What kind of methods there are to find integer solutions of $x^3+y^3-xy^2=1$? I tried some inequalities and congruences without success. I also found on Wikipedia that this might be a Thue equation but I have no idea what is a bivariate form.
Asked
Active
Viewed 402 times
4
-
1Have you tried completing the cube? As in adding $(x+y)^3 - x^3 -3x^2y-3xy^2-y^3$ on the left side. Don't know if it helps in this case, but you might get something out of it. – Arthur Jun 06 '12 at 09:52
-
I haven't but solving $(x+y)^3=1+4xy^2+3x^2y$ seems as hard as the original problem. – BeginnerAlgebraist Jun 06 '12 at 10:00
-
Well, it's a technique that works on some polynomial diophantine equations. There might be other cubes out there as well. I don't know if any of them will do the trick. – Arthur Jun 06 '12 at 10:06
-
The completed cube looks more complicated but may be nicer modulo 3. Perhaps you can lift a solution from there (just a guess). – N8tron Jun 06 '12 at 11:06
-
But as there is a solution in integers, how modulo 3 helps me? – BeginnerAlgebraist Jun 06 '12 at 11:10
-
If $x \in {0,1,2}$ is a solution mod 3, then a lifted solution in the integers would look like $x+3k$ for some integer $k$. You'd need to substitute that into the equation and see if you can solve for $k$-value(s) that work. – N8tron Jun 06 '12 at 12:59
-
I suppose since you're bivariate you'd have to do the same to $y$, maybe I'm wrong here... looks kinda complicated. – N8tron Jun 06 '12 at 13:03
2 Answers
2
You are correct, this is a Thue equation. "bivariate" just means "having two variables", and "form" refers to the polynomial being homogeneous, which it is since every term has degree 3. Consequently, there are only finitely many solutions, but finding them all can be quite involved. The general procedure requires working over $\mathbf Q(\alpha)$ where $\alpha$ in this case is a root of $x^3-x+1$. You might want to try the Thue solver in Pari/GP, rather than carry this out directly.

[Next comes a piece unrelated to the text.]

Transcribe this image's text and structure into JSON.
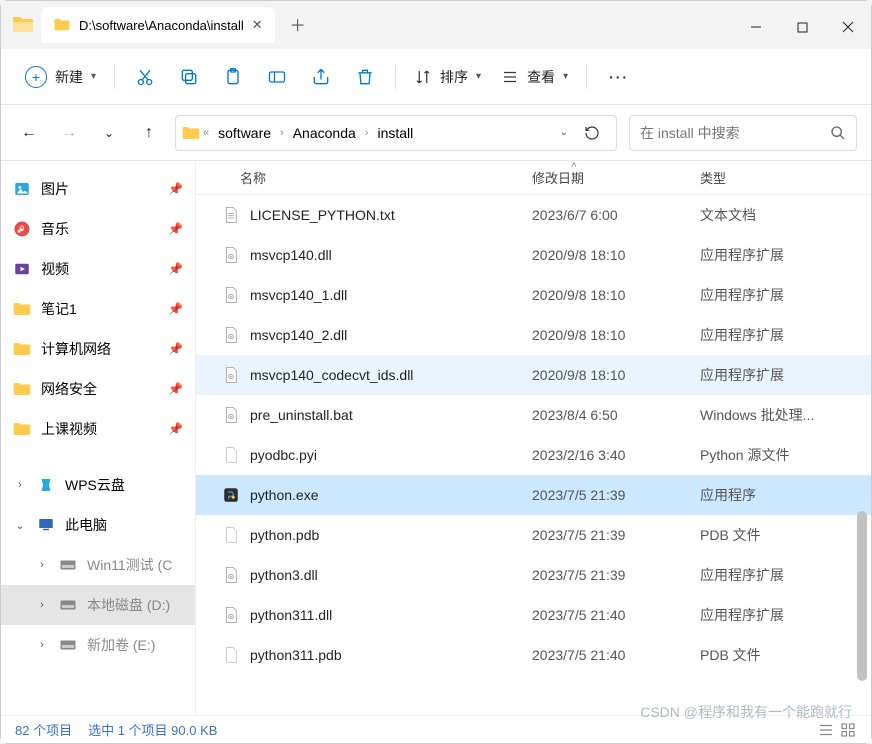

The fact that (1,0),(0,1),(1,1) are solutions suggests you wouldn't be able to rule out too much by congruences.
Erick Wong
- 25,198
- 3
- 37
- 91
-
Thanks. I tried to compute on the Internet using Sage but when I typed gp_console() the program output nothing instead of GP/PARI CALCULATOR ... – BeginnerAlgebraist Jun 06 '12 at 11:02
-
1WA finds the solutions $(x,y)=$ $(\pm1,1)$, $(0,1)$, $(1,0)$, and $(4,-3)$. – Fabian Jun 06 '12 at 11:16
-
1
I came across here accidentally when I searched for a Thue solver today.
I think you can find solution in the literature. I believe Bennett's paper "On the representation of unity by binary forms" is a good starting point for finding original articles. It is in Trans. AMS vol 353 (year 2000) and is accessible for every one. I reached this paper by searching for the key word "Thue" and author "Bennett". If you get the paper, you can read page 1509 for finding references.